Déjà tentaculaire, la mosaïque des groupes armés qui composent le paysage de la rébellion au Nord Mali s’agrandit. A travers un communiqué diffusé le 10 octobre, des membres de la communauté touarègue « Kel Ansar » dont le territoire s’étend de la frontière mauritanienne à la région de Gao, ont annoncé la création d’un nouveau mouvement armé, le « Congrès pour la Justice dans l’Azawad » (CJA) censé veiller à l’application des accords de paix signés avec l’Etat malien en juin 2015 à Bamako. « Tout en réaffirmant son adhésion au processus d’Alger, la communauté Kel Ansar et ses alliés décident de la création d’un mouvement politico-armé dénommé « Congrès pour la Justice dans l’Azawad, pour garantir la viabilité et la fiabilité de l’application de l’accord ».

A sa tête, l’ancien ministre de la fonction publique et ex cadre du MNLA, Hama Ag Mahmoud, avait claqué la porte du mouvement en décembre 2012 suite à l’alliance de circonstance nouée avec groupe terroriste Ansar Dine d’Iyag Ag Ghali pour lancer une offensive contre plusieurs camps de l’armée malienne dans le nord du pays. C’est pourtant un ancien du HCUA – un groupe qui compte un grand nombre d’ex membres d’Ansar Dine –  Abass ag mohamed Ahmad, qui a été désigné chef d’Etat-Major militaire du CJA.

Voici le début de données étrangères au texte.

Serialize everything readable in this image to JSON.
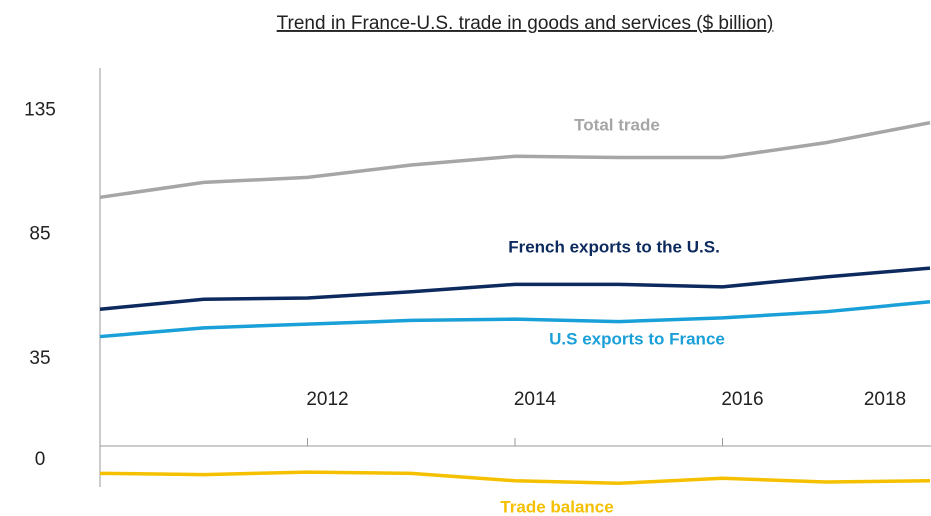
{
  "chart_data": {
    "type": "line",
    "title": "Trend in France-U.S. trade in goods and services ($ billion)",
    "categories": [
      null,
      null,
      "2012",
      null,
      "2014",
      null,
      "2016",
      null,
      "2018"
    ],
    "series": [
      {
        "name": "Total trade",
        "color": "#a6a6a6",
        "values": [
          100,
          106,
          108,
          113,
          116.5,
          116,
          116,
          122,
          130
        ]
      },
      {
        "name": "French exports to the U.S.",
        "color": "#0d2a5e",
        "values": [
          55,
          59,
          59.5,
          62,
          65,
          65,
          64,
          68,
          71.5
        ]
      },
      {
        "name": "U.S exports to France",
        "color": "#1aa0d8",
        "values": [
          44,
          47.5,
          49,
          50.5,
          51,
          50,
          51.5,
          54,
          58
        ]
      },
      {
        "name": "Trade balance",
        "color": "#f5c000",
        "values": [
          -11,
          -11.5,
          -10.5,
          -11,
          -14,
          -15,
          -13,
          -14.5,
          -14
        ]
      }
    ],
    "ylim": [
      -16.5,
      152
    ],
    "yticks": [
      0,
      35,
      85,
      135
    ],
    "grid": false
  }
}
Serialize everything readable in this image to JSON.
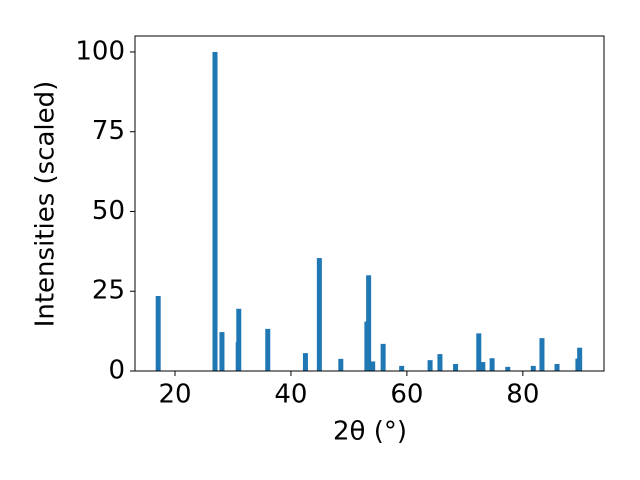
{
  "chart_data": {
    "type": "bar",
    "x_label": "2θ (°)",
    "y_label": "Intensities (scaled)",
    "color": "#1f77b4",
    "x": [
      17.1,
      26.9,
      28.1,
      30.9,
      31.0,
      36.0,
      42.5,
      44.9,
      48.6,
      53.1,
      53.4,
      54.1,
      55.9,
      59.1,
      64.0,
      65.7,
      68.4,
      72.4,
      73.1,
      74.7,
      77.4,
      81.8,
      83.3,
      85.9,
      89.5,
      89.8
    ],
    "values": [
      23.5,
      100,
      12.2,
      9,
      19.5,
      13.2,
      5.6,
      35.4,
      3.8,
      15.5,
      30,
      3,
      8.5,
      1.6,
      3.4,
      5.3,
      2.2,
      11.8,
      2.8,
      4.0,
      1.3,
      1.6,
      10.3,
      2.2,
      3.9,
      7.3
    ],
    "xlim": [
      13.1,
      94
    ],
    "xticks": [
      20,
      40,
      60,
      80
    ],
    "ylim": [
      0,
      105
    ],
    "yticks": [
      0,
      25,
      50,
      75,
      100
    ]
  }
}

La création d’un énième groupe armé au Nord Mali reflète la tendance à l’émiettement de la rébellion touarègue et la perte d’influence du MNLA et de la CMA de moins en moins capable d’offrir une ligne directrice aux nombreuses revendications. « Aujourd’hui chaque tribu doit prendre en main son destin » résume, amer, un touareg. « C’est même chacun pour soi » affirme un autre.

Début septembre, l’ex cofondateur du MNLA, Moussa Ag Acharatoumane, avait pointé les nombreux déséquilibres au coeur du mouvement et de la CMA critiquée pour son incapacité à prendre en compte les desiderata d’autres tribus que celles des Ifoghas qui contrôlent l’essentiel de la région de Kidal. Son divorce de la CMA a été scellé par la création d’un nouveau mouvement : « le Mouvement pour le Salut de l’Azawad ».

Par ailleurs, fin avril dernier, le MNLA perdait une figure emblématique : son porte parole en France, Moussa Ag Assarid, qui a dénoncé l’abandon « des idéaux et objectifs du Mnla » par ses dirigeants.

Ces récentes scissions s’ajoutent à d’autres plus anciennes telles que celle effectuée par le colonel Hassan Ag Mehdi, alias « Jimmy le rebelle », qui a fondé un mouvement baptisé le Front populaire de l’Azawad en décembre 2012 réunissant de nombreux membres de la tribu Chamanamass présents dans la région de Gao.